Farming sheep for their wool was once the back-bone of New Zealand's economy.
The first sheep were introduced into New Zealand by Captain Cook in 1773. He had taken six sheep aboard at the Cape of Good Hope. Of these, only two (a ram and a ewe) survived to be put ashore at Ship's Cove in Queen Charlotte Sound. They were in poor condition and died three days later. Other sheep were introduced by whalers and missionaries and by the 1840's major flocks were successfully established. The first flock of any size was owned by John Bell Wright in the early 1830's on Mana Island near Wellington.
Many of the early sheep farmers in New Zealand were wealthy, well educated Englishmen who came to New Zealand to create new estates. Land was cheap enough to buy but sheep cost a great deal.
One of the early sheep farmers in New Zealand was John Acland. He had studied mathematics and practised law in London before arriving here in 1855. John worked as a farm cadet and labourer to gain the experience he needed. By 1895 with Charles Tripp he had a 40,000 hectares farm in Canterbury with 51,000 sheep. In the 1840's thousands of sheep were brought to New Zealand from the thriving flocks in Australia so that by 1894 New Zealand had nearly five million sheep.
Originally sheep had only the native grasses of the lowland areas on which to graze. The pioneer farmers set fire to the native tussock from time to time because the sheep liked the sweet new growth of tussock, thereby keeping it down. After a time additional pastures were prepared by felling forests. Today top dressing planes and heavy machinery are used to sow seed and spread fertilizer on the hills. Where once pioneer farmers used bullocks to plough the land and to clear scrub.

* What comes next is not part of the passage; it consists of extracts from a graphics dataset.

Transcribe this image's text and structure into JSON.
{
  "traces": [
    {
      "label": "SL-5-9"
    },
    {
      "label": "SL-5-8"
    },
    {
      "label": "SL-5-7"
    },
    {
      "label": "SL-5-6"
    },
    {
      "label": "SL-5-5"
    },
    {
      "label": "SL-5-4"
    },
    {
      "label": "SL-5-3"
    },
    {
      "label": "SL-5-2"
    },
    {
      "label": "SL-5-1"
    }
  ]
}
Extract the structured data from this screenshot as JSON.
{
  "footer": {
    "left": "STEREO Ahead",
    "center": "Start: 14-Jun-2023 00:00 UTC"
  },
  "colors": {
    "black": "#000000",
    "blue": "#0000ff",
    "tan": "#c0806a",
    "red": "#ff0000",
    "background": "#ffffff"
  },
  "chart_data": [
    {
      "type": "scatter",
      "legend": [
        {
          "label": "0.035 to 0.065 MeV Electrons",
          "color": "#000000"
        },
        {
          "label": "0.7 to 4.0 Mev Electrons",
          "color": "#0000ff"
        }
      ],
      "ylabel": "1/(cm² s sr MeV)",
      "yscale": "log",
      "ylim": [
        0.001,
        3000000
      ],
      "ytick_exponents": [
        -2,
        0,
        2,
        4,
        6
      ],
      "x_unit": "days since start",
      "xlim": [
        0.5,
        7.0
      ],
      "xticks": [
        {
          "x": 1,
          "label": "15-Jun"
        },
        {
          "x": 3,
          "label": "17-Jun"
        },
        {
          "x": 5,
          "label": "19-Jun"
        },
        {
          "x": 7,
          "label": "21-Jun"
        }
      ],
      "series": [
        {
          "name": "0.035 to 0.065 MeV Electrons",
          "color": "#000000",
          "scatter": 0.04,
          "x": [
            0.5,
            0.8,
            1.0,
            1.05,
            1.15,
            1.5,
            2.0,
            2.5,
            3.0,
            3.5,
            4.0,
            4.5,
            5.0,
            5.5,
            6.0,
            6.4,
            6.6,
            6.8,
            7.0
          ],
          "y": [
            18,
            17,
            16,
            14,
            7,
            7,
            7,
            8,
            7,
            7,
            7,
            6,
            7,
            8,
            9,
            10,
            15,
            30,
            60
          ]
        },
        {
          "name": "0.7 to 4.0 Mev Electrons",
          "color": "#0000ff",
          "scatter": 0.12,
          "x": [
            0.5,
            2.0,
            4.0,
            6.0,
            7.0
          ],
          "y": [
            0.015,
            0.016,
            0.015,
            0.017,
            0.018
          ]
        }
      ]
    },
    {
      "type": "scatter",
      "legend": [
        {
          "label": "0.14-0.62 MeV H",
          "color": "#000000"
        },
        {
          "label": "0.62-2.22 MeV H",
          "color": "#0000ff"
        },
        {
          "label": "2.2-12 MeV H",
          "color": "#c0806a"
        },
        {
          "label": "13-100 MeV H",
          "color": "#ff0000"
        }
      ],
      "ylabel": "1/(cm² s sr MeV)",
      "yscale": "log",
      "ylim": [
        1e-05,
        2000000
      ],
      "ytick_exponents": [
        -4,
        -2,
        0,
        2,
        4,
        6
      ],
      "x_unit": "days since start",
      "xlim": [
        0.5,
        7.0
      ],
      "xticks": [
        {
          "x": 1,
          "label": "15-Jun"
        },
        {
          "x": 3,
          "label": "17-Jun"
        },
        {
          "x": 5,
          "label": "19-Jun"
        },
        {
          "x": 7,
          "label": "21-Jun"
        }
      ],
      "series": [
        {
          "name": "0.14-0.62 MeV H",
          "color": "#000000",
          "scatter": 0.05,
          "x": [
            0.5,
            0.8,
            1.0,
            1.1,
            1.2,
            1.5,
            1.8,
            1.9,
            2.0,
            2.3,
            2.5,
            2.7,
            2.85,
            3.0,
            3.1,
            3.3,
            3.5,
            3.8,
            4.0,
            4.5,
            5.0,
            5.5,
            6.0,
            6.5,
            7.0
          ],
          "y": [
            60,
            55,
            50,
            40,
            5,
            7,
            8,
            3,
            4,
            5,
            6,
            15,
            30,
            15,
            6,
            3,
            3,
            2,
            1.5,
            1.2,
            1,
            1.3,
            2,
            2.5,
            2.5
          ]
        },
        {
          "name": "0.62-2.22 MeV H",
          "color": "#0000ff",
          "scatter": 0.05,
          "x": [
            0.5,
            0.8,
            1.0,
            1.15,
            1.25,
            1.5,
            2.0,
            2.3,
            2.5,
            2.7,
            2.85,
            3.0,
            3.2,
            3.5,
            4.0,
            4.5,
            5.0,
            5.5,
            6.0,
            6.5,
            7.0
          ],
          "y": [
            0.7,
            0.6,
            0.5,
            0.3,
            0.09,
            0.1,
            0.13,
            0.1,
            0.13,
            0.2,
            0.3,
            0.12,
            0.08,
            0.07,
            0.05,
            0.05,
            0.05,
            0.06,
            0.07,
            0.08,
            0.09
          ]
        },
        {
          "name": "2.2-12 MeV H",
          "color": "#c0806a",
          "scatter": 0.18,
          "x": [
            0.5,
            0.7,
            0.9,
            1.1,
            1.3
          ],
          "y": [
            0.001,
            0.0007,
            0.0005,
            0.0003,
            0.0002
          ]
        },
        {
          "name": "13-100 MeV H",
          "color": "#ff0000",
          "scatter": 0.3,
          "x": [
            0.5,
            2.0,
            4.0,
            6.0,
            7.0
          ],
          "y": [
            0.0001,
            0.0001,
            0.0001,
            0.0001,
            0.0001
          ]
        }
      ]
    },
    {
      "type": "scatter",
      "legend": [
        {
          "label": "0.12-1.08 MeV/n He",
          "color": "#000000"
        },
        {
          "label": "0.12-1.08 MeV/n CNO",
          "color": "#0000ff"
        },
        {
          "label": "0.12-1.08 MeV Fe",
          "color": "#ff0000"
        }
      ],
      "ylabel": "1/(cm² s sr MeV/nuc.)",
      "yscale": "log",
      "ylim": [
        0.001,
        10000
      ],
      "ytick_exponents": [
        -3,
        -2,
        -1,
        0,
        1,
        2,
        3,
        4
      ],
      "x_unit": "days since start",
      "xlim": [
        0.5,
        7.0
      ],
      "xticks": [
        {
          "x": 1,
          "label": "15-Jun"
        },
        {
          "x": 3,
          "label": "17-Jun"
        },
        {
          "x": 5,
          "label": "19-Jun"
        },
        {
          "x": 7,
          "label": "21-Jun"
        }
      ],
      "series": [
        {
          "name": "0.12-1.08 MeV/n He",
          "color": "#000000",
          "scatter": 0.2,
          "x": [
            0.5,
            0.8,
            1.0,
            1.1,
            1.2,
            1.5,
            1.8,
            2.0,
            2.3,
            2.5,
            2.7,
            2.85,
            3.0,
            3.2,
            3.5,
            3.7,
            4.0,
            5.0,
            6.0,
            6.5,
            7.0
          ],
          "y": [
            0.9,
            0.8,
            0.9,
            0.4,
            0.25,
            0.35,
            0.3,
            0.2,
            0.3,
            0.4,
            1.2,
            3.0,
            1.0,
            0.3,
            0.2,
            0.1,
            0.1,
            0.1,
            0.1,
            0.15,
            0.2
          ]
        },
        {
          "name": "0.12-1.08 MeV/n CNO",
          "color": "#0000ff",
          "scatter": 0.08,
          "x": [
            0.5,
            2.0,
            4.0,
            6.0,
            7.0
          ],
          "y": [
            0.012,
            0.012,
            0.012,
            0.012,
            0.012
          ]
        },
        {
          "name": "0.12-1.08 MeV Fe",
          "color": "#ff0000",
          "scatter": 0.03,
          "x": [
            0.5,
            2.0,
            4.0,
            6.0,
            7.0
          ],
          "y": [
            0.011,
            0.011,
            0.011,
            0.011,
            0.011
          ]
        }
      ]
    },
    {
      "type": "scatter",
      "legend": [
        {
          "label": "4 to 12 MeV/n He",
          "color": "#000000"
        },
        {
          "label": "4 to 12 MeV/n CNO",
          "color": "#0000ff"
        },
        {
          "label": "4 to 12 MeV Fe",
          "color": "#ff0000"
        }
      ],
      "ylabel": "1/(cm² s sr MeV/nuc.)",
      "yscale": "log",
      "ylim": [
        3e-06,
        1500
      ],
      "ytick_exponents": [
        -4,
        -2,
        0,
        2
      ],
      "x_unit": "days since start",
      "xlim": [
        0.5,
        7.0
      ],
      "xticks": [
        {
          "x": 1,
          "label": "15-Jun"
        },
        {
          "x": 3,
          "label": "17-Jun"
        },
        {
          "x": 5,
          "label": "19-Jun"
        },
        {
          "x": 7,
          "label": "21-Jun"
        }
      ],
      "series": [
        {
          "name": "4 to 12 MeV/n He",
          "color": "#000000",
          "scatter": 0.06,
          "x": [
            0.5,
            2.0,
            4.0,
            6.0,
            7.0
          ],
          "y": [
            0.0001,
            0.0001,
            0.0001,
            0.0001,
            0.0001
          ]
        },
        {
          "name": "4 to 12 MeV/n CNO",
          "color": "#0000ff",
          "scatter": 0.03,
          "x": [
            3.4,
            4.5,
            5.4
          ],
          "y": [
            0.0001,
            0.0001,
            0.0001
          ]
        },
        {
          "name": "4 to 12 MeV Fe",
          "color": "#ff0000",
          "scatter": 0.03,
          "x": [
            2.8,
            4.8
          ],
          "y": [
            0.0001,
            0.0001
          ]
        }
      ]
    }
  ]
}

The one thing that our sheep farming ancestors and our farmers of today still have in common, is the weather. Through the nor' west winds, snow storms that have killed sheep, floods that have drowned the land and droughts that have dried the pastures this will always be the same as it was many years ago as the first hardy men and women began farming the land. The weather will always be the first topic discussed over a cup of tea.
Sheep Numbers today
Sheep have declined to around 30 million sheep in New Zealand where as 30 years ago numbers were approximately 70 million. The number of sheep out weigh human population in New Zealand and there are around seven sheep to every person. Today our sheep numbers are declining with many farms been broken into smaller farms or sold. A major shift to dairy farming has seen many sheep farmers sell their sheep and convert their land to cows and milk production.
A sheep farming way of life has been handed through our generations and today remains the strength behind sheep and wool. Farmers' drive for producing better quality wool has always been the goal over many generations and that will never change.